Avis de Benjamin : "J'ai la Grèce qui m’estoufarès, j’ai la Russie qui me réussit pas, j’ai la Syrie qui est un vrai charivari, j’ai l’Iran protubérant. Ah ! bon Dieu ! qu'c'est embêtant d'être toujours ottoman !"
Commencer cet ouvrage en abordant la question de la frontière et de la territorialité pour la Turquie est fort judicieux, tant on sait quels furent les étapes laborieuses pour arriver aux frontières (souvent négociées avec l’Angleterre et la France et parfois avec des pays voisins) qu’a aujourd’hui ce pays en 20 ans (traité de Sèvres, traité de Lausanne, traité de Kars et enfin question du sandjak d’Alexandrette réglée en deux étapes) et combien on voit, surtout depuis l’arrivée au pouvoir d’Erdogan, se dessiner une perspective néo-ottomanisme. En effet « le discours politique du gouvernement d’Erdogan, depuis son arrivée au pouvoir en 2002, soulève des questions sur les objectifs généraux de l’État turc » (page 14).

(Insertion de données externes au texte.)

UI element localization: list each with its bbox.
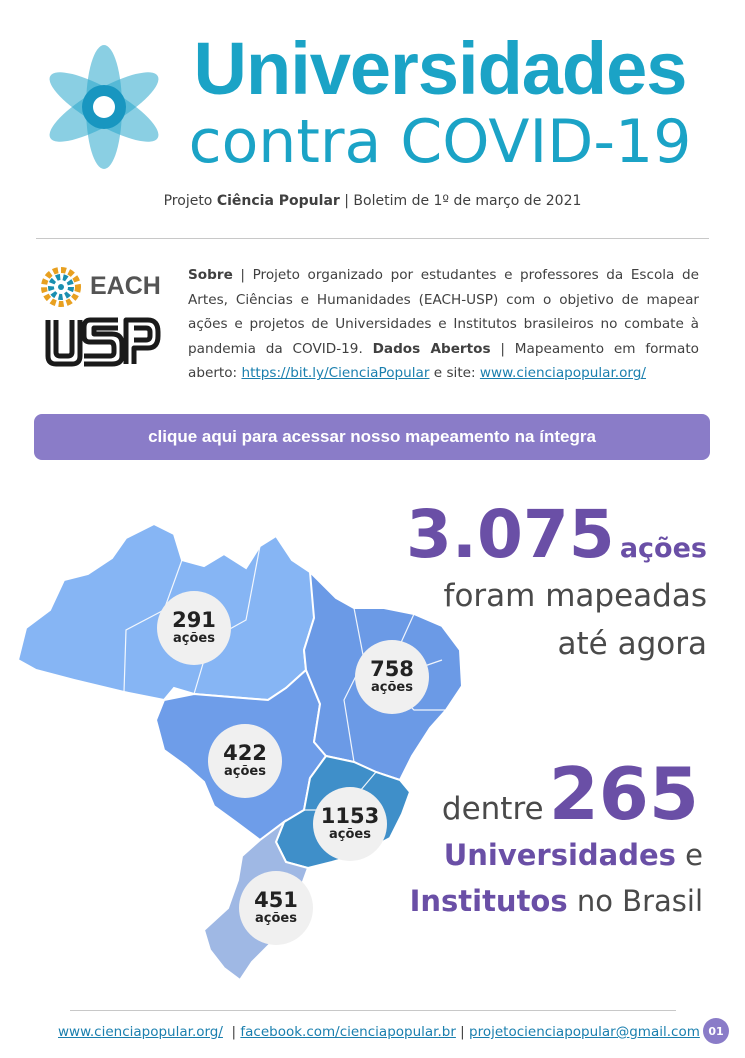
footer-divider [70, 1010, 676, 1011]
page-number-badge: 01 [703, 1018, 729, 1044]
institutions-caption-line2: Institutos no Brasil [409, 884, 703, 918]
footer-links: www.cienciapopular.org/ | facebook.com/cienciapopular.br | projetocienciapopular@gmail.com [58, 1024, 700, 1040]
bubble-norte: 291 ações [157, 591, 231, 665]
full-map-banner-button[interactable]: clique aqui para acessar nosso mapeamento na íntegra [34, 414, 710, 460]
about-text: Sobre | Projeto organizado por estudantes e professores da Escola de Artes, Ciências e Humanidades (EACH-USP) com o objetivo de mapear ações e projetos de Universidades e Institutos brasileiros no combate à pandemia da COVID-19. Dados Abertos | Mapeamento em formato aberto: https://bit.ly/CienciaPopular e site: www.cienciapopular.org/ [188, 267, 699, 382]
total-actions-stat [406, 496, 707, 573]
institutions-caption-line1: Universidades e [443, 838, 703, 872]
bubble-sudeste: 1153 ações [313, 787, 387, 861]
institutions-stat: dentre 265 [441, 752, 699, 836]
stat-caption-line2: até agora [557, 626, 707, 662]
page-title: Universidades [193, 27, 687, 110]
site-link[interactable]: www.cienciapopular.org/ [479, 365, 646, 382]
institutions-number: 265 [548, 752, 699, 836]
page-title-subline: contra COVID-19 [188, 107, 692, 177]
total-actions-number: 3.075 [405, 496, 615, 573]
total-actions-unit: ações [619, 533, 707, 564]
bubble-centro-oeste: 422 ações [208, 724, 282, 798]
usp-logo-icon [44, 316, 162, 368]
bulletin-subtitle: Projeto Ciência Popular | Boletim de 1º de março de 2021 [163, 193, 582, 209]
footer-site-link[interactable]: www.cienciapopular.org/ [58, 1024, 223, 1040]
bubble-nordeste: 758 ações [355, 640, 429, 714]
each-logo-icon [40, 266, 82, 308]
footer-facebook-link[interactable]: facebook.com/cienciapopular.br [240, 1024, 456, 1040]
each-logo-label: EACH [90, 272, 161, 300]
atom-logo-icon [46, 42, 162, 172]
stat-caption-line1: foram mapeadas [443, 578, 707, 614]
bitly-link[interactable]: https://bit.ly/CienciaPopular [241, 365, 430, 382]
footer-email-link[interactable]: projetocienciapopular@gmail.com [469, 1024, 700, 1040]
bubble-sul: 451 ações [239, 871, 313, 945]
divider [36, 238, 709, 239]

Pour les Turcs, traditionnellement la Grèce est hostile, la Russie fatale et le Moyen-Orient archaïque et traitre (page 19), puis avec Turgut Özal (années 1980 et début des années 1990) le paradigme économique commence à modifier la représentation qu’ont les gouvernements de l’espace géographique qui les entoure. En conclusion, il est révélé trois problèmes contemporains : élargissement du champ territorial sécuritaire, déterritorialisation de la politique, rôle peu fiable que les USA jouent d’arbitre.
D’autres articles concernent le Proche-Orient, ils s’intitulent : "Les enjeux stratégiques et politiques de la nouvelle frontière arabo-turque de la Turquie", "Pérennité et transformation de la frontière syrienne", "À l’ombre de Mossoul : l’Irak entre hyper-fragmentation et frontières incertaines", "Penser la spatialité en Islam militant : le cas des manuels scolaires de géographie de l’État islamique (2015-2016)". Dans la conclusion de ce dernier, on relève :
« À travers la production d’ouvrages de géographie, édités et diffusés sur les territoires qu’il administre, l’État islamique propage une représentation du monde qui lui est propre. De prime abord, l’agencement spatial évoque une binarité traditionnelle chez les mouvements islamistes contemporains, entre un där al-islām légitime et un där al-kufr destiné à rétrécir. Or, en filigrane se dessine entre deux un particularisme, celui du monde islamique (al-‘âlām al-islāmï), territoire illégitime mais voué, en priorité, à se rattacher au domaine de l’islam, étant formé de pays (duwal) composés en majorité de musulmans » (page 92).
Cette photographie n'est pas dans la revue
Par ailleurs un texte concerne la partie nord du Mali et donc les populations touaregs. Face à la montée des rebellions, dont celle d’Ansar Dine (groupe armée salafiste et djihadiste), on sait que l’opération Serval est menée par l’armée française de janvier 2013 à juillet 2014. Le gouvernement malien concède un large fédéralisme en 2015 aux mouvements touaregs du nord du pays. Selon l’auteure, cet espace géographique, appelé Azawad, recouvrant des espaces sahéliens et sahariens, a pour vocation d’accéder à l’indépendance dans le temps. L’auteure ne s’interroge pas sur les conséquences que l’évolution pourrait avoir sur une grande partie du Niger occidental qui, dans les années 1990, avait lui aussi connu une opposition armée touarègue et au moins en novembre 2014 un village de ce dernier pays a été attaqué par des assaillants venus du Mali.
Dans un autre article on parle d'ailleurs de bande saharo-sahélienne. Il s'agit d'un des deux avec des réflexions plus généralistes ; il a pour nom "Réflexions géopolitiques sur les dynamiques frontalières contemporaines au Moyen-Orient et au Sahel" alors que l’autre s'intitule "Crise de l’état, crise des frontières : une nouvelle question d’Orient ?".
Notons que deux articles, en dehors du sujet de la frontière sont également offerts ; l’un évoque l’état actuel de l’économie égyptienne et l’autre évoque les conséquences des conflits au Moyen-Orient depuis le Massacre des Arméniens en 1915 jusqu’à l’apparition de l’État islamique.